Thanks to Nick Stamoulis of Brick Marketing for this Blog Entry www.brickmarketing.com
Your business’s online reputation may be one of the most important things affecting your long term success. The more trust consumers and search engines have in your brand and your company, the better you are going to rank, the more traffic you should see and the higher your conversion rate will be. Building a strong online reputation is no easy task, and it doesn’t happen overnight. Everything you do for your SEO; link building, article marketing, blog commenting, social networking and more, all affect your online reputation. One misstep could send your carefully managed reputation crashing down.
One of the main components of building a strong online reputation is gaining the loyalty and trust of the online public. Any company who has created a business blog knows that earning a steady stream of loyal readers doesn’t happen right away. It only comes after you spend the time publishing quality, relevant content on a constant basis. Your readers need to learn that your blog is a good place for information and that your blog is worth coming back to. This only happens over time.

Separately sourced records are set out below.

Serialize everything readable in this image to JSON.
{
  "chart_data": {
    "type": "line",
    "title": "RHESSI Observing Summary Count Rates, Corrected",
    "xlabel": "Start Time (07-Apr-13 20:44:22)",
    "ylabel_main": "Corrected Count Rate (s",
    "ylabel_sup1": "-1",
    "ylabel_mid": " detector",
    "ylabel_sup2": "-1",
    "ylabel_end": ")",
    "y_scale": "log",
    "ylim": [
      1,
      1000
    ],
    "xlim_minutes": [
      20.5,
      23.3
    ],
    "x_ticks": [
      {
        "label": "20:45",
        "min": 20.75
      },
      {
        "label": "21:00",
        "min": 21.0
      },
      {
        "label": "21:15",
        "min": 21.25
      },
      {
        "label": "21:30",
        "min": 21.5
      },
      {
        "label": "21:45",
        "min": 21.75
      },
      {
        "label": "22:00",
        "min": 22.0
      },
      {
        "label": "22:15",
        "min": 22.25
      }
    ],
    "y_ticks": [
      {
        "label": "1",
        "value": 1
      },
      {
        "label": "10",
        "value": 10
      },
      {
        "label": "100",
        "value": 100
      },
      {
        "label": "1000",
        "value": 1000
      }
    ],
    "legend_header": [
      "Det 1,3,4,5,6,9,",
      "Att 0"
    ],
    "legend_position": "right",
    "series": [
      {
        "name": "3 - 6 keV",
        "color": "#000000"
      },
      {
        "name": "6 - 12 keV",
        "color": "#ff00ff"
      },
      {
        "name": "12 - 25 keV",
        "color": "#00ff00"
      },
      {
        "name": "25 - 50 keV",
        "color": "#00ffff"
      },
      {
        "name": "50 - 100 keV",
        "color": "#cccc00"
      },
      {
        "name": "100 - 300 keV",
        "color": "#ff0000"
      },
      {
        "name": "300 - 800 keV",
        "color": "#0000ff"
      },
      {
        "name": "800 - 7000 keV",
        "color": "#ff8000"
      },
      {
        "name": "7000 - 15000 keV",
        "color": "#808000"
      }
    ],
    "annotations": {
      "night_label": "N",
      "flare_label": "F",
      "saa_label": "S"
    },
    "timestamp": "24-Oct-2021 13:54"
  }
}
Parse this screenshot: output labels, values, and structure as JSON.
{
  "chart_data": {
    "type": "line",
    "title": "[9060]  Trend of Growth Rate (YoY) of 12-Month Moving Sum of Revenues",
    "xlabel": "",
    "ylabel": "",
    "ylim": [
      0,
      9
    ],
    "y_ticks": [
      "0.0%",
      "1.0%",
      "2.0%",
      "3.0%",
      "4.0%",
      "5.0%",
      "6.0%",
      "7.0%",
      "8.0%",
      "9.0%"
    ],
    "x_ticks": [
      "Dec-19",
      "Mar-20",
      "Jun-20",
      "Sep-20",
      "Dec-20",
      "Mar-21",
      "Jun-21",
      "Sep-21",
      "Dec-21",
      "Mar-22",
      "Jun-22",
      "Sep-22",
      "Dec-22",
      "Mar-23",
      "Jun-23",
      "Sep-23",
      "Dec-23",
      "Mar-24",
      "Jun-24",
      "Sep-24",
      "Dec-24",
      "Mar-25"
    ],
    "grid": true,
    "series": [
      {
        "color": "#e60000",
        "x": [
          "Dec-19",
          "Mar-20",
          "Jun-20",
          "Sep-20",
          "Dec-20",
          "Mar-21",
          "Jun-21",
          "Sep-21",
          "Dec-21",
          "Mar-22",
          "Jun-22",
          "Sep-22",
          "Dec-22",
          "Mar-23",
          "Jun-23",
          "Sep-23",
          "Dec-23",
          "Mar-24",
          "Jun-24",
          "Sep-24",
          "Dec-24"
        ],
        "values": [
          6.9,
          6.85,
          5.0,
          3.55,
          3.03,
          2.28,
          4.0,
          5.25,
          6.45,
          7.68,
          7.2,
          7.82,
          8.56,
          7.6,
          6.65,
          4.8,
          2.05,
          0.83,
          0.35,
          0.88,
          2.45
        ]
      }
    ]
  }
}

But for as long as it takes to build up an online reputation and subsequent base of loyal readers/fans/follows, it can just as quickly be destroyed. One of the quickest ways to damage your online reputation is to stray from your core beliefs. If you diverge from what you’ve traditionally practiced, you could lose a lot of credibility.
For instance, I am a white hat SEO professional all the way. That is the model I’ve built my business on and it is something I don’t waiver on when I handle clients’ SEO. But let’s say I started to dip my toe in the grey hat sandbox by engaging in link exchanges. I create a “links” page on my site that links to a multitude of unrelated sites in exchange for a link back, or even some sort of payment for any traffic I send over. If you look back through the SEO Journal, you’ll see plenty of blog posts where I talk about black hat SEO and what a bad practice it is. All the sudden I’m doing it? What does that say about me and my business practices? If I am willing to do that with my own company, what other grey hat tactics might I be employing on behalf of my clients?
The advent of social media means that news, good and bad, travels around the world and back in a matter of moments. One complaint or pieces of negative press can snowball and turn into a disastrous, reputation destroying avalanche. Don’t give online trolls any ammunition to bring down your brand! Practice what you preach and build a strong reputation that can withstand negative attacks.